Improper Poisson integral of the sinc function
Jerzy Szulga
TL;DR
The paper investigates the improper Poisson integral for nonintegrable functions, focusing on $f(x)=\operatorname{sinc} x$ and developing a framework around random counting measures $N(A)$ and an operator $N f=\sum_n f(S_n)$. It establishes convergence results via renewal-process techniques, LePage-style atomic representations, and modular-space criteria on $L^2_{\,\mathrm{imp}}$, showing a.s. convergence and, under moment conditions, $L^p$ convergence with unconditional behavior in the studied modes. It provides explicit analysis for a Pareto-based atomic construction, demonstrating that the auxiliary kernel $K(s)$ can be eventually integrable for sinc, and discusses extensions to other Lévy processes (e.g., $\alpha$-stable, Gamma) with varying implications for improper integration. The work also cautions about interpreting simulations of truncated sums and offers a conjecture about the a.s. summability of binned sums $\sum_n f_k(S_n)$ under suitable conditions.

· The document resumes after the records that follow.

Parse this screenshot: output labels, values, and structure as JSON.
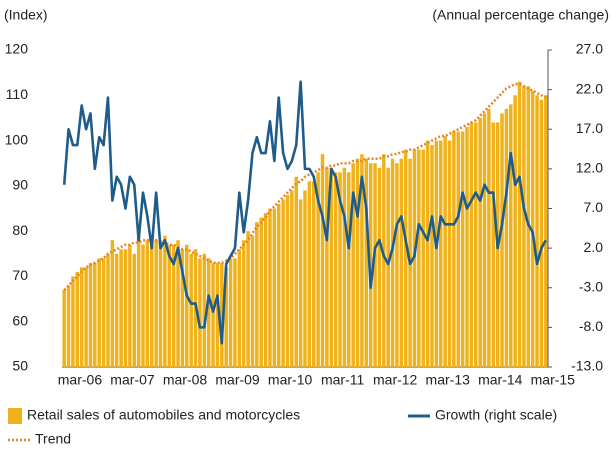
{
  "chart_data": {
    "type": "combo",
    "y_label": "(Index)",
    "y2_label": "(Annual percentage change)",
    "categories": [
      null,
      null,
      "mar-06",
      null,
      null,
      null,
      null,
      null,
      null,
      null,
      null,
      null,
      null,
      null,
      "mar-07",
      null,
      null,
      null,
      null,
      null,
      null,
      null,
      null,
      null,
      null,
      null,
      "mar-08",
      null,
      null,
      null,
      null,
      null,
      null,
      null,
      null,
      null,
      null,
      null,
      "mar-09",
      null,
      null,
      null,
      null,
      null,
      null,
      null,
      null,
      null,
      null,
      null,
      "mar-10",
      null,
      null,
      null,
      null,
      null,
      null,
      null,
      null,
      null,
      null,
      null,
      "mar-11",
      null,
      null,
      null,
      null,
      null,
      null,
      null,
      null,
      null,
      null,
      null,
      "mar-12",
      null,
      null,
      null,
      null,
      null,
      null,
      null,
      null,
      null,
      null,
      null,
      "mar-13",
      null,
      null,
      null,
      null,
      null,
      null,
      null,
      null,
      null,
      null,
      null,
      "mar-14",
      null,
      null,
      null,
      null,
      null,
      null,
      null,
      null,
      null,
      null,
      null,
      "mar-15"
    ],
    "series": [
      {
        "name": "Retail sales of automobiles and motorcycles",
        "type": "bar",
        "color": "#efb21b",
        "values": [
          67,
          68,
          70,
          71,
          72,
          72,
          73,
          73,
          74,
          74,
          75,
          78,
          75,
          76,
          76,
          77,
          75,
          79,
          77,
          78,
          77,
          78,
          78,
          79,
          77,
          77,
          78,
          76,
          77,
          75,
          76,
          74,
          75,
          74,
          73,
          73,
          73,
          72,
          74,
          74,
          76,
          78,
          80,
          79,
          82,
          83,
          84,
          85,
          85,
          86,
          87,
          88,
          89,
          92,
          87,
          89,
          91,
          91,
          93,
          97,
          94,
          94,
          93,
          93,
          94,
          93,
          95,
          96,
          97,
          96,
          95,
          95,
          94,
          97,
          94,
          96,
          95,
          96,
          98,
          96,
          98,
          98,
          98,
          100,
          99,
          100,
          100,
          101,
          100,
          102,
          102,
          102,
          103,
          104,
          104,
          105,
          106,
          107,
          104,
          104,
          106,
          107,
          108,
          110,
          113,
          112,
          112,
          111,
          110,
          109,
          110
        ]
      },
      {
        "name": "Growth (right scale)",
        "type": "line",
        "axis": "y2",
        "color": "#1f5c8a",
        "values": [
          10,
          17,
          15,
          15,
          20,
          17,
          19,
          12,
          16,
          15,
          21,
          8,
          11,
          10,
          7,
          11,
          10,
          3,
          9,
          6,
          2,
          9,
          2,
          3,
          1,
          0,
          2,
          -1,
          -4,
          -5,
          -5,
          -8,
          -8,
          -4,
          -6,
          -4,
          -10,
          0,
          1,
          2,
          9,
          4,
          8,
          14,
          16,
          14,
          14,
          18,
          13,
          21,
          14,
          12,
          13,
          15,
          23,
          12,
          12,
          11,
          8,
          6,
          3,
          12,
          11,
          8,
          6,
          2,
          9,
          6,
          11,
          7,
          -3,
          2,
          3,
          1,
          0,
          2,
          5,
          6,
          3,
          0,
          1,
          5,
          4,
          3,
          6,
          2,
          6,
          5,
          5,
          5,
          6,
          9,
          7,
          8,
          9,
          8,
          10,
          9,
          9,
          2,
          5,
          9,
          14,
          10,
          11,
          7,
          5,
          4,
          0,
          2,
          3
        ]
      },
      {
        "name": "Trend",
        "type": "line",
        "style": "dotted",
        "color": "#e8842a",
        "values": [
          67,
          68,
          69,
          70,
          71,
          72,
          72.5,
          73,
          73.5,
          74,
          75,
          75.5,
          76,
          76.5,
          77,
          77,
          77.5,
          77.5,
          78,
          78,
          78,
          78,
          77.5,
          77.5,
          77,
          77,
          76.5,
          76,
          76,
          75.5,
          75,
          74.5,
          74,
          73.5,
          73,
          73,
          73,
          73.5,
          74,
          75,
          76,
          77,
          78,
          79.5,
          81,
          82,
          83,
          84.5,
          85.5,
          86.5,
          87.5,
          88.5,
          89.5,
          90.5,
          91,
          92,
          92.5,
          93,
          93.5,
          94,
          94,
          94.5,
          94.5,
          95,
          95,
          95,
          95.5,
          95.5,
          95.5,
          96,
          96,
          96,
          96,
          96.5,
          96.5,
          97,
          97,
          97.5,
          97.5,
          98,
          98,
          98.5,
          99,
          99.5,
          100,
          100.5,
          101,
          101,
          101.5,
          102,
          102.5,
          103,
          103.5,
          104,
          104.5,
          105.5,
          106.5,
          107.5,
          108.5,
          109.5,
          110.5,
          111.5,
          112,
          112.5,
          112.5,
          112,
          111.5,
          111,
          110.5,
          110,
          109.5
        ]
      }
    ],
    "ylim": [
      50,
      120
    ],
    "yticks": [
      50,
      60,
      70,
      80,
      90,
      100,
      110,
      120
    ],
    "y2lim": [
      -13,
      27
    ],
    "y2ticks": [
      {
        "value": -13,
        "label": "-13.0"
      },
      {
        "value": -8,
        "label": "-8.0"
      },
      {
        "value": -3,
        "label": "-3.0"
      },
      {
        "value": 2,
        "label": "2.0"
      },
      {
        "value": 7,
        "label": "7.0"
      },
      {
        "value": 12,
        "label": "12.0"
      },
      {
        "value": 17,
        "label": "17.0"
      },
      {
        "value": 22,
        "label": "22.0"
      },
      {
        "value": 27,
        "label": "27.0"
      }
    ],
    "grid": false
  }
}
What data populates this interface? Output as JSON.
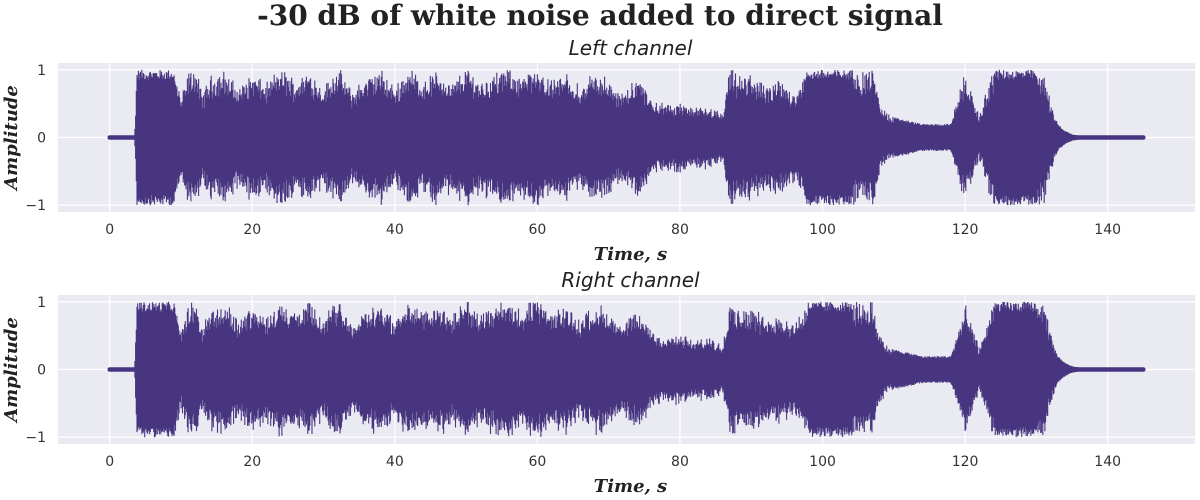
{
  "figure": {
    "title": "-30 dB of white noise added to direct signal"
  },
  "chart_data": [
    {
      "type": "line",
      "title": "Left channel",
      "xlabel": "Time, s",
      "ylabel": "Amplitude",
      "xlim": [
        -7.25,
        152.25
      ],
      "ylim": [
        -1.1,
        1.1
      ],
      "xticks": [
        0,
        20,
        40,
        60,
        80,
        100,
        120,
        140
      ],
      "xtick_labels": [
        "0",
        "20",
        "40",
        "60",
        "80",
        "100",
        "120",
        "140"
      ],
      "yticks": [
        -1,
        0,
        1
      ],
      "ytick_labels": [
        "−1",
        "0",
        "1"
      ],
      "grid": true,
      "color": "#483580",
      "series": [
        {
          "envelope_time": [
            0,
            3.5,
            3.8,
            6,
            9,
            10,
            11,
            12,
            13,
            14,
            16,
            18,
            20,
            22,
            24,
            26,
            28,
            30,
            32,
            34,
            36,
            38,
            40,
            42,
            44,
            46,
            48,
            50,
            52,
            54,
            56,
            58,
            60,
            62,
            64,
            66,
            68,
            70,
            72,
            74,
            76,
            78,
            80,
            82,
            84,
            86,
            87,
            88,
            90,
            92,
            94,
            96,
            98,
            100,
            102,
            104,
            106,
            107,
            108,
            109,
            110,
            112,
            114,
            116,
            118,
            120,
            122,
            124,
            126,
            128,
            130,
            131,
            132,
            133,
            134,
            135,
            136,
            138,
            140,
            145
          ],
          "envelope_amplitude": [
            0.02,
            0.02,
            1.0,
            1.0,
            1.0,
            0.55,
            0.9,
            1.0,
            0.6,
            0.85,
            0.95,
            0.7,
            0.9,
            0.75,
            1.0,
            0.8,
            0.95,
            0.7,
            1.0,
            0.65,
            0.85,
            0.95,
            0.7,
            1.0,
            0.8,
            0.95,
            0.75,
            1.0,
            0.8,
            0.9,
            1.0,
            0.85,
            1.0,
            0.8,
            0.9,
            0.7,
            0.95,
            0.8,
            0.6,
            0.85,
            0.55,
            0.45,
            0.5,
            0.4,
            0.45,
            0.35,
            1.0,
            0.85,
            0.9,
            0.7,
            0.8,
            0.65,
            1.0,
            1.0,
            1.0,
            1.0,
            0.9,
            1.0,
            0.5,
            0.35,
            0.3,
            0.25,
            0.2,
            0.2,
            0.2,
            0.9,
            0.3,
            1.0,
            1.0,
            1.0,
            1.0,
            0.95,
            0.5,
            0.2,
            0.1,
            0.05,
            0.03,
            0.025,
            0.02,
            0.02
          ]
        }
      ]
    },
    {
      "type": "line",
      "title": "Right channel",
      "xlabel": "Time, s",
      "ylabel": "Amplitude",
      "xlim": [
        -7.25,
        152.25
      ],
      "ylim": [
        -1.1,
        1.1
      ],
      "xticks": [
        0,
        20,
        40,
        60,
        80,
        100,
        120,
        140
      ],
      "xtick_labels": [
        "0",
        "20",
        "40",
        "60",
        "80",
        "100",
        "120",
        "140"
      ],
      "yticks": [
        -1,
        0,
        1
      ],
      "ytick_labels": [
        "−1",
        "0",
        "1"
      ],
      "grid": true,
      "color": "#483580",
      "series": [
        {
          "envelope_time": [
            0,
            3.5,
            3.8,
            6,
            9,
            10,
            11,
            12,
            13,
            14,
            16,
            18,
            20,
            22,
            24,
            26,
            28,
            30,
            32,
            34,
            36,
            38,
            40,
            42,
            44,
            46,
            48,
            50,
            52,
            54,
            56,
            58,
            60,
            62,
            64,
            66,
            68,
            70,
            72,
            74,
            76,
            78,
            80,
            82,
            84,
            86,
            87,
            88,
            90,
            92,
            94,
            96,
            98,
            100,
            102,
            104,
            106,
            107,
            108,
            109,
            110,
            112,
            114,
            116,
            118,
            120,
            122,
            124,
            126,
            128,
            130,
            131,
            132,
            133,
            134,
            135,
            136,
            138,
            140,
            145
          ],
          "envelope_amplitude": [
            0.02,
            0.02,
            1.0,
            1.0,
            1.0,
            0.55,
            0.9,
            1.0,
            0.6,
            0.85,
            0.95,
            0.7,
            0.9,
            0.75,
            1.0,
            0.8,
            0.95,
            0.7,
            1.0,
            0.65,
            0.85,
            0.95,
            0.7,
            1.0,
            0.8,
            0.95,
            0.75,
            1.0,
            0.8,
            0.9,
            1.0,
            0.85,
            1.0,
            0.8,
            0.9,
            0.7,
            0.95,
            0.8,
            0.6,
            0.85,
            0.55,
            0.45,
            0.5,
            0.4,
            0.45,
            0.35,
            1.0,
            0.85,
            0.9,
            0.7,
            0.8,
            0.65,
            1.0,
            1.0,
            1.0,
            1.0,
            0.9,
            1.0,
            0.5,
            0.35,
            0.3,
            0.25,
            0.2,
            0.2,
            0.2,
            0.9,
            0.3,
            1.0,
            1.0,
            1.0,
            1.0,
            0.95,
            0.5,
            0.2,
            0.1,
            0.05,
            0.03,
            0.025,
            0.02,
            0.02
          ]
        }
      ]
    }
  ]
}
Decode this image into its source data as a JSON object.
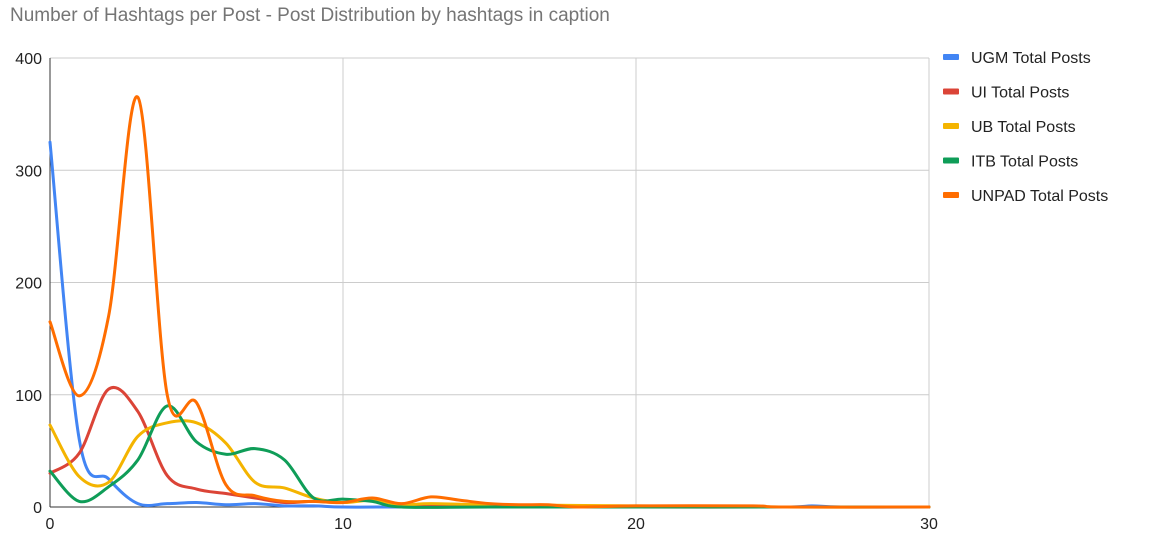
{
  "chart_data": {
    "type": "line",
    "title": "Number of Hashtags per Post - Post Distribution by hashtags in caption",
    "xlabel": "",
    "ylabel": "",
    "xlim": [
      0,
      30
    ],
    "ylim": [
      0,
      400
    ],
    "x_ticks": [
      0,
      10,
      20,
      30
    ],
    "y_ticks": [
      0,
      100,
      200,
      300,
      400
    ],
    "grid": true,
    "smooth": true,
    "legend_position": "right",
    "series": [
      {
        "name": "UGM Total Posts",
        "color": "#4285f4",
        "points": [
          [
            0,
            325
          ],
          [
            1,
            60
          ],
          [
            2,
            25
          ],
          [
            3,
            3
          ],
          [
            4,
            3
          ],
          [
            5,
            4
          ],
          [
            6,
            2
          ],
          [
            7,
            3
          ],
          [
            8,
            1
          ],
          [
            9,
            1
          ],
          [
            10,
            0
          ],
          [
            12,
            0
          ],
          [
            15,
            0
          ],
          [
            20,
            0
          ],
          [
            25,
            0
          ],
          [
            26,
            1
          ],
          [
            27,
            0
          ],
          [
            30,
            0
          ]
        ]
      },
      {
        "name": "UI Total Posts",
        "color": "#db4437",
        "points": [
          [
            0,
            30
          ],
          [
            1,
            48
          ],
          [
            2,
            105
          ],
          [
            3,
            85
          ],
          [
            4,
            28
          ],
          [
            5,
            16
          ],
          [
            6,
            12
          ],
          [
            7,
            8
          ],
          [
            8,
            4
          ],
          [
            9,
            5
          ],
          [
            10,
            4
          ],
          [
            11,
            7
          ],
          [
            12,
            2
          ],
          [
            13,
            2
          ],
          [
            15,
            1
          ],
          [
            20,
            0
          ],
          [
            25,
            0
          ],
          [
            30,
            0
          ]
        ]
      },
      {
        "name": "UB Total Posts",
        "color": "#f4b400",
        "points": [
          [
            0,
            73
          ],
          [
            1,
            27
          ],
          [
            2,
            22
          ],
          [
            3,
            63
          ],
          [
            4,
            75
          ],
          [
            5,
            75
          ],
          [
            6,
            57
          ],
          [
            7,
            22
          ],
          [
            8,
            17
          ],
          [
            9,
            8
          ],
          [
            10,
            4
          ],
          [
            11,
            6
          ],
          [
            12,
            2
          ],
          [
            13,
            3
          ],
          [
            15,
            2
          ],
          [
            20,
            1
          ],
          [
            25,
            0
          ],
          [
            30,
            0
          ]
        ]
      },
      {
        "name": "ITB Total Posts",
        "color": "#0f9d58",
        "points": [
          [
            0,
            32
          ],
          [
            1,
            5
          ],
          [
            2,
            18
          ],
          [
            3,
            42
          ],
          [
            4,
            90
          ],
          [
            5,
            58
          ],
          [
            6,
            47
          ],
          [
            7,
            52
          ],
          [
            8,
            42
          ],
          [
            9,
            8
          ],
          [
            10,
            7
          ],
          [
            11,
            5
          ],
          [
            12,
            0
          ],
          [
            15,
            0
          ],
          [
            20,
            0
          ],
          [
            25,
            0
          ],
          [
            30,
            0
          ]
        ]
      },
      {
        "name": "UNPAD Total Posts",
        "color": "#ff6d00",
        "points": [
          [
            0,
            165
          ],
          [
            1,
            99
          ],
          [
            2,
            170
          ],
          [
            3,
            365
          ],
          [
            4,
            100
          ],
          [
            5,
            93
          ],
          [
            6,
            20
          ],
          [
            7,
            10
          ],
          [
            8,
            5
          ],
          [
            9,
            5
          ],
          [
            10,
            4
          ],
          [
            11,
            8
          ],
          [
            12,
            3
          ],
          [
            13,
            9
          ],
          [
            14,
            6
          ],
          [
            15,
            3
          ],
          [
            16,
            2
          ],
          [
            17,
            2
          ],
          [
            18,
            0
          ],
          [
            20,
            1
          ],
          [
            24,
            1
          ],
          [
            25,
            0
          ],
          [
            30,
            0
          ]
        ]
      }
    ]
  }
}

Overall, it advances the understanding of how nonintegrable functions can be treated within Poisson-type stochastic integrals and outlines both concrete results for sinc and avenues for further generalization.
Abstract
A formal sum $\sum_n f(S_n)$ may be seen as the integral $\int f dN$ with respect to random point process $N(A)=|\{n:S_n\in A\}|$. We study its convergence beyond the well known context of Lebesgue integrable functions, admitting nonintegrable functions whose improper Riemann-Lebesgue integrals exist. We focus on the sinc function and some of its relations leaving the general case to conjectures.